Как все подростки, очарованные лермонтовским «Героем нашего времени», страшно кривлялся и «печоринствовал». И тут – бац! – «Обыкновенная история». С меня мигом слетело позерство. Подражатели Печорина почему-то принимают форму и суть Грушницкого. Собственно, убивая Грушницкого на дуэли, Печорин убивал подражателя, пародию на самого себя. Грушницкий позволял себе озвучивать и тем самым опошлять сокровенные мысли Печорина.

Как личность я сформировался как раз в 14 лет под влиянием осмысленного чтения русской классики, преподавателя литературы Феликса Раскольникова, одноклассников Игоря Берельсона и Володи Быковского.
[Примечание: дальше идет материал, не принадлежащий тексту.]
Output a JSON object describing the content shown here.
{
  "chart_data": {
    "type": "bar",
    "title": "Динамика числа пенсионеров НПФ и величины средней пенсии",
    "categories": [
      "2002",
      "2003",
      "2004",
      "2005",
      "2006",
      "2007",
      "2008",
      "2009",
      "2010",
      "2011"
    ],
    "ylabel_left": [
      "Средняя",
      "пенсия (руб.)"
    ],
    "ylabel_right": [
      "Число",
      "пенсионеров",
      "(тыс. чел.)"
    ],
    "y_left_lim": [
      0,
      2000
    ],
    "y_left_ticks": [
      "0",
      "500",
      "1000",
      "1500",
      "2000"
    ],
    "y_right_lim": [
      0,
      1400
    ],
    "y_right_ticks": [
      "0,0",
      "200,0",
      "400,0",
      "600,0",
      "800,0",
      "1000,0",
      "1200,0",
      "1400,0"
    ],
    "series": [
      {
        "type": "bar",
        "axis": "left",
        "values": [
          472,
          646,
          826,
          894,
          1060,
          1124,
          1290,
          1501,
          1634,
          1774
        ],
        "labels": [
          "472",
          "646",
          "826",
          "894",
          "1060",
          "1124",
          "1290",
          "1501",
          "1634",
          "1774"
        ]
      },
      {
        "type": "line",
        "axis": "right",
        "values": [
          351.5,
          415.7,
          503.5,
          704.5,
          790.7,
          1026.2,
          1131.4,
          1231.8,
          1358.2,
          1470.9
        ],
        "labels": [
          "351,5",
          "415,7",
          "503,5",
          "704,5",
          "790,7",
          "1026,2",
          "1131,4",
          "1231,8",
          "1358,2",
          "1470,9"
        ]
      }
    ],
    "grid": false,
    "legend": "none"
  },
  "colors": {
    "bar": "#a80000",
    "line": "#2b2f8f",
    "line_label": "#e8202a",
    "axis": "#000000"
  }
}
Берельсон со своим волевым напором, иссякшим впоследствии, бурными книжными страстями много лет влиял на меня, оба мы были двоечниками в благополучном по учебе классе, что нас и сблизило. На Быковского же, прикрепленного к нам отличника, чтобы втроем выпускать классную стенгазету, все всегда озирались: он обладал острейшим чувством иронии и самоиронии, всегда и во всем успешен. Он был нацелен на дипломатическую карьеру, и сделал бы ее, не будь этой чертовой саркомы. Кстати, пойти на японское отделения Института восточных языков ему посоветовал я: в ту пору в большой моде был арабский. Да, еще из школьных учителей несомненной яркостью и умом выделялась Эльфрида Моисеевна Абезгауз, у которой я был беспросветным двоечником, пока, по ее словам, не «попал в хорошие руки» репетитора Александра Федоровича, который освободил меня от страха перед математикой, цепенившего меня с первого класса, от уроков арифметики.

Пять институтских лет пролетели, как бы минуя меня. Только двое преподавателей чуждого мне языкознания произвели сильное впечатление: великий лингвист Михаил Викторович Панов и Елена Андреевна Земская, племянница Михаила Булгакова, о чем узнал много лет спустя. Но годы эти зря не пропали. Я тогда сблизился с кузеном Ясиком Белодедом и его компанией по ординатуре 1-го мединститута – Валерой Ларичевым и Володей Леви, а свою компанию привел к нему. Ясик тогда увлекался Ницше и переписывал в толстую общую тетрадь «Так говорил Заратустра». Мой друг Володя Быковский острил: «Ясик почерк вырабатывает». Леви тогда работал в архиве психиатра С. С. Корсакова на Бужениновской, которую переименовали в улицу другого психиатра – Россолимо. Там я прочитал не только «Заратустру», но и всего переведенного на русский язык профессором Иваном Ермаковым Фрейда. Тот же Быковский называл наши сборища Ассамблеи у Ясика.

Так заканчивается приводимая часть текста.